>On Fri, 25 Jan 2008, Max B. Sawicky wrote:
>
> > I see it as just the opposite. BHO is to the left of HRC on most
> > everything. And HRC has demonstrated less trustworthyness. I'm doing a
> > piece on this now.
>
>Please post it when you do! So far on this list that position has zero
>defenders. We'd be fascinated to see your case and to see a man of your
>caliber defend it. And if it's true, it'll certainly be a much simpler
>explanation of why so many people seem to think that, which has thus far
>been baffling us.
>
>Michael
well, very few people actually study someone's policy proposals or ask about who his advisors are. they listen to snippets of speeches and absorb things on t.v. In that case, a detailed analysis of policy isn't going to explain what's going on. Carl will love this, as I think a blogger, voyou, got it right when she unpacked the rhetoric in the MLK speech. Carl will love it because it is similar to Walter Benn Michael's argument, though she draws her inspiration from the pomos -- much as Ange, at archive.blogsome.com does.
First, a snip from the speech (there's more at the link below for fuller context):
But of course, true unity cannot be so easily won. It starts with a change in attitudes a broadening of our minds, and a broadening of our hearts.
It's not easy to stand in somebody else's shoes. It's not easy to see past our differences. We've all encountered this in our own lives. But what makes it even more difficult is that we have a politics in this country that seeks to drive us apart that puts up walls between us.
We are told that those who differ from us on a few things are different from us on all things; that our problems are the fault of those who don't think like us or look like us or come from where we do.
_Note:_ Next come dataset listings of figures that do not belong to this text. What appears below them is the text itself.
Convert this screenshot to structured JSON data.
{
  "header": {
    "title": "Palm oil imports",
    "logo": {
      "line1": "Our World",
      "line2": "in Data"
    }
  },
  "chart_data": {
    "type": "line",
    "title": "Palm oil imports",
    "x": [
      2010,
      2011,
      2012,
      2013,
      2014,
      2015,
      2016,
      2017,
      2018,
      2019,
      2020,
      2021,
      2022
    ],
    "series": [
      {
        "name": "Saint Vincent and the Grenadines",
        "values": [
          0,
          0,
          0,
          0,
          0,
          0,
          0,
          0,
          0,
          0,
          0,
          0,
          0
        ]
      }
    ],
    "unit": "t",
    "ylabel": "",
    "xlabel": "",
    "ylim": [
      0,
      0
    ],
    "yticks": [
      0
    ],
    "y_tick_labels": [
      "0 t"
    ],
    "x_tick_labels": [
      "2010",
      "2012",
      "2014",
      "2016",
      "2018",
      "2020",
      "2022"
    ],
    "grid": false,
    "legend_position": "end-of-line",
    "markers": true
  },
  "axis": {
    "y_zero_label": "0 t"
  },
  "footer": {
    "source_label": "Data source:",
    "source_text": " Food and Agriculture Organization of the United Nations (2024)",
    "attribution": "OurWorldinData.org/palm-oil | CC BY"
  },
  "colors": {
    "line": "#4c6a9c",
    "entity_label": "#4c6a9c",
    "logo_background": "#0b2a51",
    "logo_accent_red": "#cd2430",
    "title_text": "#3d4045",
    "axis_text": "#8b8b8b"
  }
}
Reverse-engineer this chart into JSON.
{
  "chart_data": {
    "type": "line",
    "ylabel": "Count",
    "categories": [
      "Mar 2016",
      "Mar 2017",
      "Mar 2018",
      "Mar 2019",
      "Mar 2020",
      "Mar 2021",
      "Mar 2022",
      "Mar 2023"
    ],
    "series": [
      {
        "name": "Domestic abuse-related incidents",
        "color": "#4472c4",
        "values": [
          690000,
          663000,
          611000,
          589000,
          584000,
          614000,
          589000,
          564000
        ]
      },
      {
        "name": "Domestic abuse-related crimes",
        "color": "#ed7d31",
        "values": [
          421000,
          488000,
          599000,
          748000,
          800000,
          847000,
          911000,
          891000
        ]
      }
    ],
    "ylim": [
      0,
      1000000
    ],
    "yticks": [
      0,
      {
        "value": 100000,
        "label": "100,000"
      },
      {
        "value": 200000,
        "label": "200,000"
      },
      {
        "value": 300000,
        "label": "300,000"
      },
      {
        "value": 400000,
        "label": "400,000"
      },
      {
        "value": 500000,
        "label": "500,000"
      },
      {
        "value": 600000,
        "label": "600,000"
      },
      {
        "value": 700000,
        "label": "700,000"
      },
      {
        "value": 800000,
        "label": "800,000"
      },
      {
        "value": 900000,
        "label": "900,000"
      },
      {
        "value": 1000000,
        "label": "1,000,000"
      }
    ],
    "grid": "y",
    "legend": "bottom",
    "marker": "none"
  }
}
The welfare queen is taking our tax money. The immigrant is taking our jobs. The believer condemns the non-believer as immoral, and the non-believer chides the believer as intolerant.
So let us say that on this day of all days, each of us carries with us the task of changing our hearts and minds. The division, the stereotypes, the scape-goating, the ease with which we blame our plight on others all of this distracts us from the common challenges we face war and poverty; injustice and inequality. We can no longer afford to build ourselves up by tearing someone else down. We can no longer afford to traffic in lies or fear or hate. It is the poison that we must purge from our politics; the wall that we must tear down before the hour grows too late.
Because if Dr. King could love his jailor; if he could call on the faithful who once sat where you do to forgive those who set dogs and fire hoses upon them, then surely we can look past what divides us in our time, and bind up our wounds, and erase the empathy deficit that exists in our hearts.
Voyou writes:
Look at the extraordinary care with which Obama guides us here, and the fundamental duplicity of his message. He moves from King's message of unity as solidarity in the face of oppression, to an idea of unity as empathy with the oppressors. He redescribes King's ideology of struggle, in which unity depends on knowing who your enemy is, as an ideology of empathy, in which there are no antagonisms to be overcome, just differences to be resolved through understanding. <http://www.tnr.com/politics/story.html?id=8200e5c2-a250-4532-b318-6182083b698e&p=3>A rather horrible article in the New Republic describes Obama as practicing "anti-identity politics," but this gets things the wrong way round: Obama is the fulfillment of identity politics, in that his idea of unity is only possible on the basis of an ideology that substitutes identity (distinguishing characteristics that must be respected) for politics (a difference that forms the basis for struggle).